Agence France-Presse
Les Chiliens votent dimanche pour élire leur président, et l'extrême droite est donnée favorite pour la première fois depuis la fin de la dictature d'Augusto Pinochet, il y a 35 ans.
Crédité d'une large avance par les sondages, l'ultraconservateur José Antonio Kast, avocat de 59 ans, affronte Jeannette Jara, une communiste modérée représentant une vaste coalition de gauche.
M. Kast, catholique pratiquant et père de neuf enfants, a fait campagne sur la lutte contre la criminalité dans un Chili choqué par l'arrivée de gangs violents. Il promet aussi d'expulser les près de 340 000 migrants en situation irrégulière, pour la plupart des Vénézuéliens ayant fui la crise dans leur pays.
En face, Jeannette Jara, 51 ans, ex-ministre du Travail du président sortant Gabriel Boric, promet l'augmentation du salaire minimum et la défense des retraites.

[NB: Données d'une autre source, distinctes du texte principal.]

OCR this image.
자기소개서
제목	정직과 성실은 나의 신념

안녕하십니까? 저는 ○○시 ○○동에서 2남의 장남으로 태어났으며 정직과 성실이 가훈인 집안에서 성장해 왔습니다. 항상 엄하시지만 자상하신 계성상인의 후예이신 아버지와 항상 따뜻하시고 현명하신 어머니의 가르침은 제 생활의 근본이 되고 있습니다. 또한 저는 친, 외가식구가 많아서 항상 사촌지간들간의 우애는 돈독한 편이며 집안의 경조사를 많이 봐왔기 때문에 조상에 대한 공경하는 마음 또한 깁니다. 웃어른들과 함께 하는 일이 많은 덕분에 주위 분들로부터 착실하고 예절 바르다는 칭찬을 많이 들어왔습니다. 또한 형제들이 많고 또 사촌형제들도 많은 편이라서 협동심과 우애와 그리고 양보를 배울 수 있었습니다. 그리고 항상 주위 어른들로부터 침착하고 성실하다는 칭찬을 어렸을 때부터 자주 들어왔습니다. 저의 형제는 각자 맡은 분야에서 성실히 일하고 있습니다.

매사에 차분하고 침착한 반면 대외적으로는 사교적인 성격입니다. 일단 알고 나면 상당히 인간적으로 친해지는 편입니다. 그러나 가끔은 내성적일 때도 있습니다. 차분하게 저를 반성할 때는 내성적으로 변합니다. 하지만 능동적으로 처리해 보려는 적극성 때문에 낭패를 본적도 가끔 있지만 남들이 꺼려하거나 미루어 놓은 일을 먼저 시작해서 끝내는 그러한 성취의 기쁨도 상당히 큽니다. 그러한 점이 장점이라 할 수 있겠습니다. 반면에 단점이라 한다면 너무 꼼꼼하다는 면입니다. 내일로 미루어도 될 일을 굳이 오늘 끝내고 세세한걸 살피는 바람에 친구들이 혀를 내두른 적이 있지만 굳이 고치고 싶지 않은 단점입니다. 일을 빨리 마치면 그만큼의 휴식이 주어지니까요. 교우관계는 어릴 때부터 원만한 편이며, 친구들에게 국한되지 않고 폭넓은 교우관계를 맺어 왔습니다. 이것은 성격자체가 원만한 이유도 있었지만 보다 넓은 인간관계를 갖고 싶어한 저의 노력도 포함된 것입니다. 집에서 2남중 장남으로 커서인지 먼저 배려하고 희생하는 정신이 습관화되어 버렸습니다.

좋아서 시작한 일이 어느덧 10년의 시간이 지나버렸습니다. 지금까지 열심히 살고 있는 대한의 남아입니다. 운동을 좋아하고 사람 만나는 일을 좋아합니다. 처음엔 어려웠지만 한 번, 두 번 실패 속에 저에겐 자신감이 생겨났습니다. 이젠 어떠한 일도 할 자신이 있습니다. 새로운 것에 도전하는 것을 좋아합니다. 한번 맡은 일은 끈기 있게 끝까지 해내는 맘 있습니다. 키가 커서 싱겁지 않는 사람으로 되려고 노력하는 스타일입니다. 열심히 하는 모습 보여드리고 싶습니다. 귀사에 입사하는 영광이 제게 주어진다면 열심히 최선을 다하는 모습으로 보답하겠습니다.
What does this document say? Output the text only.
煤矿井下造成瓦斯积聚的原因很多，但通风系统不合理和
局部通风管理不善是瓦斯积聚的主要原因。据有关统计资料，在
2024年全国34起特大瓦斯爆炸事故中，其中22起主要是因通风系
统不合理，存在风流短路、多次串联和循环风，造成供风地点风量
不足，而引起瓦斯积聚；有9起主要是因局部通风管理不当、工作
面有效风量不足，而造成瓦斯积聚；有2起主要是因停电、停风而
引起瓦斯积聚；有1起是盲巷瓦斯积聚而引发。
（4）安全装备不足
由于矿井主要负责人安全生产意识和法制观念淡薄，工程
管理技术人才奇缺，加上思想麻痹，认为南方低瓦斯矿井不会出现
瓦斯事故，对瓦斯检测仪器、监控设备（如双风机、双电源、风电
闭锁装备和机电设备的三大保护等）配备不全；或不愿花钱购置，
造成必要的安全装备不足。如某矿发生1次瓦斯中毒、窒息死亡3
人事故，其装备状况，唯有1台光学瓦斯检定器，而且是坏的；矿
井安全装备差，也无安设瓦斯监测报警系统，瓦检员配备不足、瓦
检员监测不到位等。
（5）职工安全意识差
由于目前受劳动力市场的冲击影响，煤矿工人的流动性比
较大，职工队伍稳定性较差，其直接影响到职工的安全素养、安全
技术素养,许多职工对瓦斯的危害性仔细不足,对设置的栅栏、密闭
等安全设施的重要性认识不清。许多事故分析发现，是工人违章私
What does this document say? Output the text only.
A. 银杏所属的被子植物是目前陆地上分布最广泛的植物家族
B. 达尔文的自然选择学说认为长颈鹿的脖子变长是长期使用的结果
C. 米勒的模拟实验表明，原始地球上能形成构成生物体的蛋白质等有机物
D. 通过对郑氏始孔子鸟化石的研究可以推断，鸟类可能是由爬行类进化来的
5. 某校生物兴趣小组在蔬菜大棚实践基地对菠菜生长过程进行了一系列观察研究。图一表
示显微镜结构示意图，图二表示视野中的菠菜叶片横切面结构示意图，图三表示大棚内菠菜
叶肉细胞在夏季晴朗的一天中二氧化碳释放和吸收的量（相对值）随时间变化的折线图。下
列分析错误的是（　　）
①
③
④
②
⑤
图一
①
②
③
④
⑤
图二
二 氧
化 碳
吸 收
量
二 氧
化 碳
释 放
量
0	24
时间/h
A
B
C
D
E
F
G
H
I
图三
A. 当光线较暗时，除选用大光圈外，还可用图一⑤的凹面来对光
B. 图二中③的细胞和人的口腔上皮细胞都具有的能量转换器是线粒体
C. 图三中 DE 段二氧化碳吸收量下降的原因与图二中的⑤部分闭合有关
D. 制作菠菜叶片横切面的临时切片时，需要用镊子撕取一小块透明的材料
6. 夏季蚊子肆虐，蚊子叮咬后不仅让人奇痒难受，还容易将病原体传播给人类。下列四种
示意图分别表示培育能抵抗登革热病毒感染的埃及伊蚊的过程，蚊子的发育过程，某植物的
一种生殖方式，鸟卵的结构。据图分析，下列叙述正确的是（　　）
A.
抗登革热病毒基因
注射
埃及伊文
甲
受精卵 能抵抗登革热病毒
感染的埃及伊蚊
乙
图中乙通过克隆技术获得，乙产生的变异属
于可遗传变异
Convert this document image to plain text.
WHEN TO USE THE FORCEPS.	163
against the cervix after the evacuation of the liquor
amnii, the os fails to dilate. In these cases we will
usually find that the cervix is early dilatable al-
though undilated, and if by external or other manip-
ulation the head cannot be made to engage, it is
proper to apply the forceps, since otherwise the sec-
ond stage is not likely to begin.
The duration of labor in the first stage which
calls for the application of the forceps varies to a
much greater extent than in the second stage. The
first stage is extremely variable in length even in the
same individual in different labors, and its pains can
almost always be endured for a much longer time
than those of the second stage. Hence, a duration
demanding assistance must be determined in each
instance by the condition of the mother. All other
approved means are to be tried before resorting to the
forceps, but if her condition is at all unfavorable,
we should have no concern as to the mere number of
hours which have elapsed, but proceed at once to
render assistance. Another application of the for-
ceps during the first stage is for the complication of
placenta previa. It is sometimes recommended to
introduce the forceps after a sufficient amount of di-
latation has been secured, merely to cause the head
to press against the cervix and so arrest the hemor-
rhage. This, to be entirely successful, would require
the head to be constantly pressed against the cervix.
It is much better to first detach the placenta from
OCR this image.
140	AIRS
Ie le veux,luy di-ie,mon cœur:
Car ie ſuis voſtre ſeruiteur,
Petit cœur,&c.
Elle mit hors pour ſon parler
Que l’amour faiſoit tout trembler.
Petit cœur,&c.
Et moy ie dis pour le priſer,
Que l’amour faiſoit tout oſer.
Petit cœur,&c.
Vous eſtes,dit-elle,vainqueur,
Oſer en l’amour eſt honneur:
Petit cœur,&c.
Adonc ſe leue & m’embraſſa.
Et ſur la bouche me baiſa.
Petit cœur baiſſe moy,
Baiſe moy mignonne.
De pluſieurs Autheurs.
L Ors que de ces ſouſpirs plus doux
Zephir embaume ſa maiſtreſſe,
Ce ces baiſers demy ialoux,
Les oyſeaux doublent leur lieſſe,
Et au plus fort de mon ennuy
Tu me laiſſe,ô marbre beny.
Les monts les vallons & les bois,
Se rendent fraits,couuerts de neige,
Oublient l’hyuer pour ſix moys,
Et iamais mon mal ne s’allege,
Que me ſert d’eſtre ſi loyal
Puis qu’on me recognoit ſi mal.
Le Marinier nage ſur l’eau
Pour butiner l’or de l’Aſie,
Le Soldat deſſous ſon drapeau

Au premier tour, le 16 novembre, les deux candidats ont obtenu chacun un quart des suffrages, la gauche ayant une légère avance. Mais l'ensemble des candidats de droite ont totalisé 70 %.
Plus de 15,6 millions d'électeurs sont appelés aux urnes pour ce scrutin obligatoire. Les bureaux de vote ouvriront à 8 h (heure locale) et fermeront à 18 h.
Mesures extrêmes
Isidora Soto, designer de 27 ans, votera pour Mme Jara en faveur du bien commun de la société chilienne, et pas seulement celui de quelques-uns.
Pour Ursula Villalobos, qui s'apprête au contraire à voter pour M. Kast, ce qui compte, davantage que les prestations sociales, c'est le travail, la sécurité. Que les gens puissent sortir de chez eux sans avoir peur.
Il faut prendre des mesures un peu extrêmes au début pour ensuite avoir un pays tranquille, affirme à l'AFP cette femme au foyer de 44 ans.
La criminalité et l'immigration sont en tête des préoccupations des Chiliens, devant les difficultés économiques liées à une croissance atone.
Le pays s'effondre, répète à l'envi José Antonio Kast, qui tente pour la troisième fois d'accéder à la présidence, sous la bannière du Parti républicain qu'il a fondé en 2019.
Lors de ses réunions, derrière une vitre pare-balles dans l'un des pays pourtant les plus sûrs d'Amérique latine, il présente le Chili comme en proie au chaos, attisant l'angoisse des électeurs.
Selon des experts, la peur a grandi bien plus vite que la criminalité.
Si le taux d'homicides a doublé au cours de la dernière décennie, il est en recul ces dernières années et est bien inférieur à la moyenne régionale. Les délits violents, comme les enlèvements et l'extorsion, ont cependant augmenté.
M. Kast, opposé à l'avortement même en cas de viol ainsi qu'au mariage homosexuel, a mis en sourdine pendant cette campagne ses positions conservatrices.
Frustrations
Le discours sécuritaire de la droite et de l'extrême droite au Chili trouve d'autant plus d'écho que le gouvernement sortant a généré des frustrations.
La cote de popularité du président Boric, ancien dirigeant étudiant arrivé au pouvoir après les manifestations massives de 2019 pour davantage d'égalité sociale, tourne autour de 30 %.
L'échec de son gouvernement à réformer la Constitution de Pinochet a engendré une lassitude vis-à-vis du progressisme, souligne Carolina Urrego-Sandoval, chercheuse de l'Université des Andes de Bogota. Ce que les gens veulent, c'est un changement, dit-elle.
La révolte sociale, marquée par des violences, a été très traumatisante et, conjuguée à la pandémie, elle a produit un mouvement vers le conservatisme, ajoute la politologue Claudia Heiss.
Les cinq millions d'électeurs qui, traditionnellement, s'abstenaient avant que le vote ne redevienne obligatoire il y a quelques années ont un penchant très marqué à droite et à l'extrême droite, relève-t-elle également.
Cecilia Mora, une retraitée de 71 ans, votera pour Jara afin de préserver les acquis sociaux. Kast lui apparaît comme un Pinochet sans uniforme, dans un pays où la dictature a fait 3200 morts et disparus entre 1973 et 1990.
M. Kast a soutenu la dictature militaire et soutenu que, si Pinochet était en vie, il voterait pour lui.
Des enquêtes menées par des médias en 2021 ont révélé que son père, né en Allemagne, avait été membre du parti d'Adolf Hitler. José Antonio Kast affirme que son père a été enrôlé de force dans l'armée allemande et nie qu'il ait été un partisan du mouvement nazi.
Selon Robert Funk, professeur de sciences politiques à l'Université du Chili, les électeurs qui voteront pour Kast le feront malgré, et non à cause, de son soutien à Pinochet.